Review: Mastering the Art of Quitting

This review was first published by the Internet Review of Books on July 11, 2014.

Why It Matters in Life, Love, and Work

By Peg Streep and Alan Bernstein
262 pp. Da Capo

Reviewed by Bob Sanchez

Your job isn’t what you expected. It’s not only harder, it’s unsatisfying. You’ve invested untold hours trying to become a competitive swimmer, insurance salesman, or ballet dancer.  It’s my fault, you may be thinking. If only I try harder…. Persistence pays…. I think I can, I think I can. Over and over you repeat the mantra, Winners never quit, and quitters never win.

And you may be right. Or not. Never giving up worked for Churchill, but his country’s very existence was on the line. It worked for salesman and professional optimist Zig Ziglar, and of course for countless others, depending on their goals. So when is it okay to quit and not soldier on?

In Mastering the Art of Quitting, authors Streep and Bernstein assert that there are times to see a goal through, and there are times to change direction. To quit. “American mythology doesn’t have room for quitters,” they state, but “Quitting not only frees us from the hopeless pursuit of the unattainable but permits us to commit to new and more satisfying goals.”

Don’t stick with something that’s no longer right for you, they say, just because you don’t want the “quitter” label. The authors cite the example of a competitive swimmer who injures her shoulder and decides to work through the pain—no pain, no gain, and all that. As she persists, her shoulder gets so bad she can hardly lift her arm, let alone swim.

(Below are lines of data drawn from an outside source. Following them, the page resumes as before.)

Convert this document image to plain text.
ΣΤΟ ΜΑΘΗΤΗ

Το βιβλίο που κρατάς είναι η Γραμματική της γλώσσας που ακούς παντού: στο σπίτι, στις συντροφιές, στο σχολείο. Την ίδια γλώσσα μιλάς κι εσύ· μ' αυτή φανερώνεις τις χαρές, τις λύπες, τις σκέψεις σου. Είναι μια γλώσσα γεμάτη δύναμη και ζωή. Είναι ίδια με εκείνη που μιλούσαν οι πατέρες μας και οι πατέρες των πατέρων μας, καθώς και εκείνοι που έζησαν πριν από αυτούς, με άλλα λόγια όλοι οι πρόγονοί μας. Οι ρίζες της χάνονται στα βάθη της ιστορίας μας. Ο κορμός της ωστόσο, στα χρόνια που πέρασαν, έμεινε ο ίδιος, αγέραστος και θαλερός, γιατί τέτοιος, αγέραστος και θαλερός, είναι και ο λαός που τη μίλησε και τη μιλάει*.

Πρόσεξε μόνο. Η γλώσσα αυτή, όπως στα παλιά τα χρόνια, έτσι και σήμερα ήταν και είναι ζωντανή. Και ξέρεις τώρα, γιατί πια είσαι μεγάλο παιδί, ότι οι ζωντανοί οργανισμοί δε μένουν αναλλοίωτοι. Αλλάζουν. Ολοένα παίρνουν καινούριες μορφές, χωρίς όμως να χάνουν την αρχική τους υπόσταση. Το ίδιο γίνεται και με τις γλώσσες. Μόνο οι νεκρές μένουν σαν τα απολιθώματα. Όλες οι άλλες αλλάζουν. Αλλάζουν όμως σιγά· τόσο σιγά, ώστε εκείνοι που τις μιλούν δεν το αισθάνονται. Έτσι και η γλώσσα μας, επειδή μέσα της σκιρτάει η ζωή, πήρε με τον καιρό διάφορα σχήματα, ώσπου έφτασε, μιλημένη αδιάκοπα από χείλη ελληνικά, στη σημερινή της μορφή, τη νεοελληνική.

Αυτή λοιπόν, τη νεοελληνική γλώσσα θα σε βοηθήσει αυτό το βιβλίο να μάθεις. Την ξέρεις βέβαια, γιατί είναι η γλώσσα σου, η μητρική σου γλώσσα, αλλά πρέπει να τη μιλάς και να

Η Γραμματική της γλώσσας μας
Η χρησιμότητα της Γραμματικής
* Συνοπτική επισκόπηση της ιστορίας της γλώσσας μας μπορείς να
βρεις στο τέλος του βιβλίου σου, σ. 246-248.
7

By the time she finally quits trying, she has a lifelong injury.

A problem is “our inability to assess ourselves and our talents realistically.” Most of us tend to rate ourselves as above average, and sadly, we are not our own best judges.

Another danger is the “Sunk Cost Fallacy.” We all tend to reason that we have invested so much into this job, hobby, marriage, or college education that we have to continue in the same direction. Perhaps the most tragic example:

…the logic that pervaded the thinking of America’s leadership about sending troops to Vietnam even as it acknowledged that winning, in the conventional sense, was impossible.


…how could the possibility of more people dying justify the deaths of others who came before?

And then there is another problem: What if reaching your goal will no longer make you happy? “Our belief in staying the course doesn’t take into account that who we are and what we want may change over time,” the authors write.

Psychologically, quitting can be difficult. Luckily, the book offers strategies and “skill sets” for quitting or disengaging. It certainly doesn’t mean stomping off your job, and it doesn’t mean a guarantee of future success. One of the tools the authors suggest is a “goal map” outlining what you want in life, work, relationships, and learning.

Mastering the Art of Quitting is well documented, well thought out, and easily readable. Almost everyone can benefit from its commonsense advice.